Monika Lelonek

Monika Lelonek

Monika Lelonek

Owner and CEO at SmartMembranes

Monika Lelonek studied chemistry at the Westphalian Wilhelms-University in Muenster. She focused on physical chemistry and started to work on her PhD thesis in the fields on nano porous alumina layers and their behaviour on non-planar surfaces. Additionally she took classes in business administration and economics. During that time she founded the company SmartMembranes with Dr. Petra Goering in the city of Hall after winning the 1st price at the Nano Entrepreneur Academy for that business idea.
As managing partner of the company Monika Lelonek is responsible for the finances and sales. 2014 she was awarded one of 40 most influencing talents under 40 in Germany in the category Economics by the Capital magazine.

Main fields of interest: Nano porous structures and materials, membranes and templates, nano ceramics, innovations and disruptive technologies.

Read more about Monika and her work here.

Abstract Title: “Nano porous alumina structures for innovative seamless R2R printing tools in high-throughput antireflection applications”

Abstract:  Nanostructured materials play a key role for the miniaturization and the development of functional devices in the various fields such as microelectronics, optoelectronics, magnetism and sensor applications since they exhibit novel and unique physical, chemical, optical and mechanical properties. Highly ordered nanomaterials have the potential for a tremendous impact on photonic, microfluidic and sensing devices as well as magnetic recording media. Among highly ordered nanomaterials, porous materials have attracted considerable attention, and have become a subject of intense scientific interest. Especially, the research attention has been focused on the electrochemical formation of self ordered nanoporous structures produced by the anodic oxidization. The anodization of aluminium describes one of the most widespread techniques for the fabrication of ordered nanostructures. It is known that electrochemical oxidization of aluminium forms a passivation oxide film on the surface which is called anodic aluminium oxide (AAO).

AAO is a widely studied material that is used for corrosion protection of aluminum surfaces or as dielectric material in microelectronics applications. For more than 40 years porous alumina has been the subject of investigations. It exhibits a homogeneous morphology of parallel pores which grow perpendicular to the surface with a narrow distribution of diameters and interpore spacings, the size of which can easily be controlled between 10 and 400 nm. Monodomain porous alumina templates with very high aspect ratios can also be synthesized by using lithographic preparation. The combination of self-assembly and lithography allows the preparation of porous alumina templates with various configurations of pore arrangement that are not accessible by other state-of-the-art methods. Because of the above mentioned unique properties, nano porous alumina can be used in a wide range of applications, such as nanotubes or nanowires by electrochemical deposition or by using polymer melts.

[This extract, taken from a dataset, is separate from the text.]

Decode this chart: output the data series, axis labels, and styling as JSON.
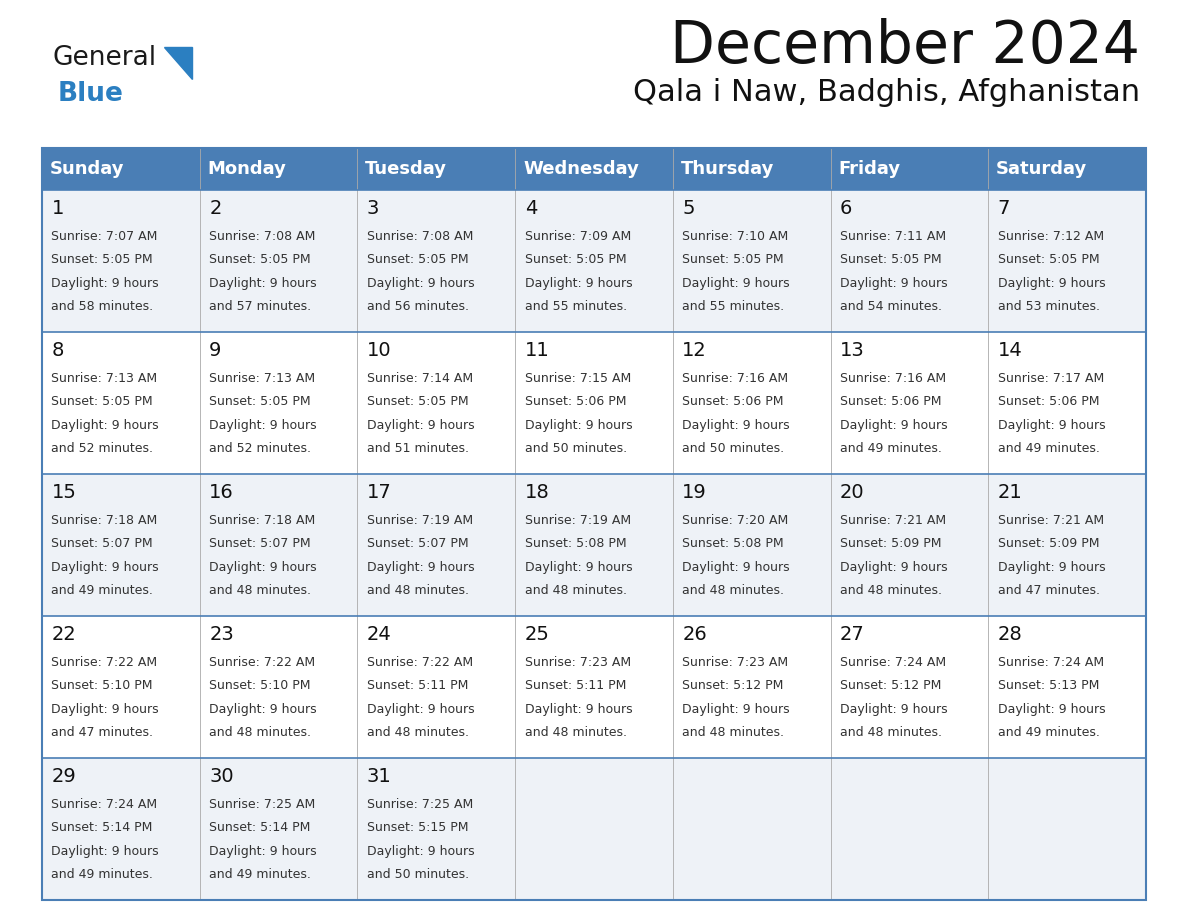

SmartMembranes has developed new tapered shallow pore structures which imitate nature such as the moth eye or the cicada wing. Antireflection (AR) polymer structures composed of tapered conical pillars were fabricated using highly ordered anodic porous alumina. The shape of the holes in the anodic porous alumina was controlled by performing repeated anodization and pore-widening treatments. By replicating the structure of the anodic porous alumina with PMMA, polymer AR structures were obtained.

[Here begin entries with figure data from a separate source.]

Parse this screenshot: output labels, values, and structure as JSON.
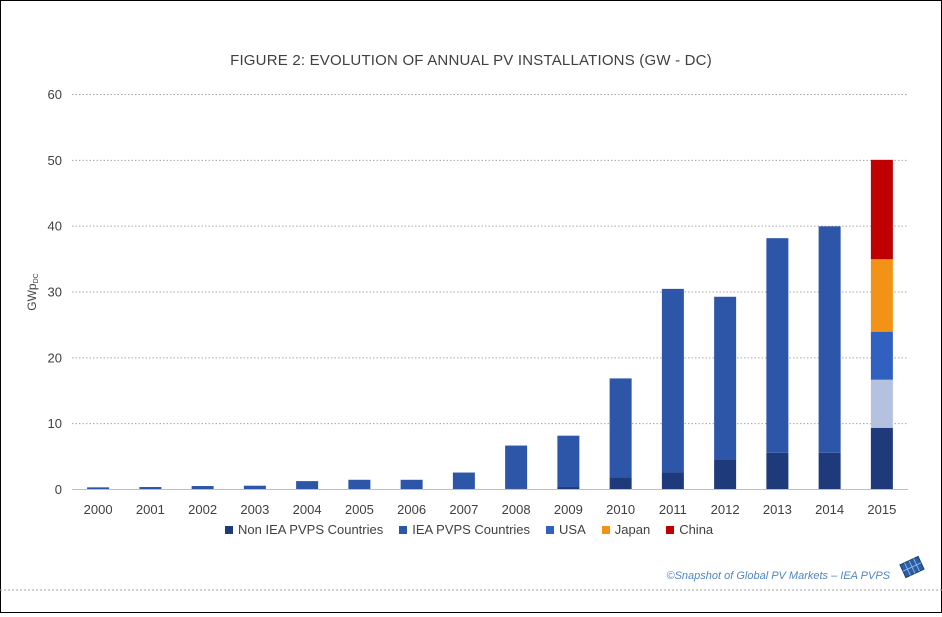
{
  "chart_data": {
    "type": "bar",
    "stacked": true,
    "title": "FIGURE 2: EVOLUTION OF ANNUAL PV INSTALLATIONS (GW - DC)",
    "ylabel": "GWp",
    "ylabel_sub": "DC",
    "xlabel": "",
    "ylim": [
      0,
      60
    ],
    "yticks": [
      "0",
      "10",
      "20",
      "30",
      "40",
      "50",
      "60"
    ],
    "grid": true,
    "legend_position": "bottom",
    "categories": [
      "2000",
      "2001",
      "2002",
      "2003",
      "2004",
      "2005",
      "2006",
      "2007",
      "2008",
      "2009",
      "2010",
      "2011",
      "2012",
      "2013",
      "2014",
      "2015"
    ],
    "series": [
      {
        "name": "Non IEA PVPS Countries",
        "color": "#1f3a7a",
        "values": [
          0,
          0,
          0,
          0,
          0,
          0,
          0,
          0,
          0.1,
          0.3,
          1.8,
          2.5,
          4.5,
          5.5,
          5.5,
          9.3
        ]
      },
      {
        "name": "IEA PVPS Countries",
        "color": "#2e56a8",
        "values": [
          0.25,
          0.3,
          0.45,
          0.5,
          1.2,
          1.4,
          1.4,
          2.5,
          6.5,
          7.8,
          15.0,
          27.9,
          24.7,
          32.6,
          34.4,
          0
        ]
      },
      {
        "name": "",
        "color": "#b4c2e0",
        "values": [
          0,
          0,
          0,
          0,
          0,
          0,
          0,
          0,
          0,
          0,
          0,
          0,
          0,
          0,
          0,
          7.3
        ]
      },
      {
        "name": "USA",
        "color": "#3060c0",
        "values": [
          0,
          0,
          0,
          0,
          0,
          0,
          0,
          0,
          0,
          0,
          0,
          0,
          0,
          0,
          0,
          7.3
        ]
      },
      {
        "name": "Japan",
        "color": "#f29318",
        "values": [
          0,
          0,
          0,
          0,
          0,
          0,
          0,
          0,
          0,
          0,
          0,
          0,
          0,
          0,
          0,
          11.0
        ]
      },
      {
        "name": "China",
        "color": "#c00000",
        "values": [
          0,
          0,
          0,
          0,
          0,
          0,
          0,
          0,
          0,
          0,
          0,
          0,
          0,
          0,
          0,
          15.1
        ]
      }
    ],
    "legend": [
      {
        "label": "Non IEA PVPS Countries",
        "color": "#1f3a7a"
      },
      {
        "label": "IEA PVPS Countries",
        "color": "#2e56a8"
      },
      {
        "label": "USA",
        "color": "#3060c0"
      },
      {
        "label": "Japan",
        "color": "#f29318"
      },
      {
        "label": "China",
        "color": "#c00000"
      }
    ]
  },
  "credit": "©Snapshot of Global PV Markets – IEA PVPS"
}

The company has set up a pilot line for the anodisation of aluminum cylinders which can be used as printing tools for the structuring of polymers foils or lacquers in a roll to roll process. With this line new developments in R&D projects show results prior to mass production with flexibility to adjust to customers’ needs and parameter change. The application of anodic porous alumina with tapered holes as a mold for nanoimprinting enables the high-throughput fabrication of AR structures of polymers because it can be used repeatedly. The obtained AR structures of polymers can be used in various application fields that need a large sample area, typified by flat panel displays.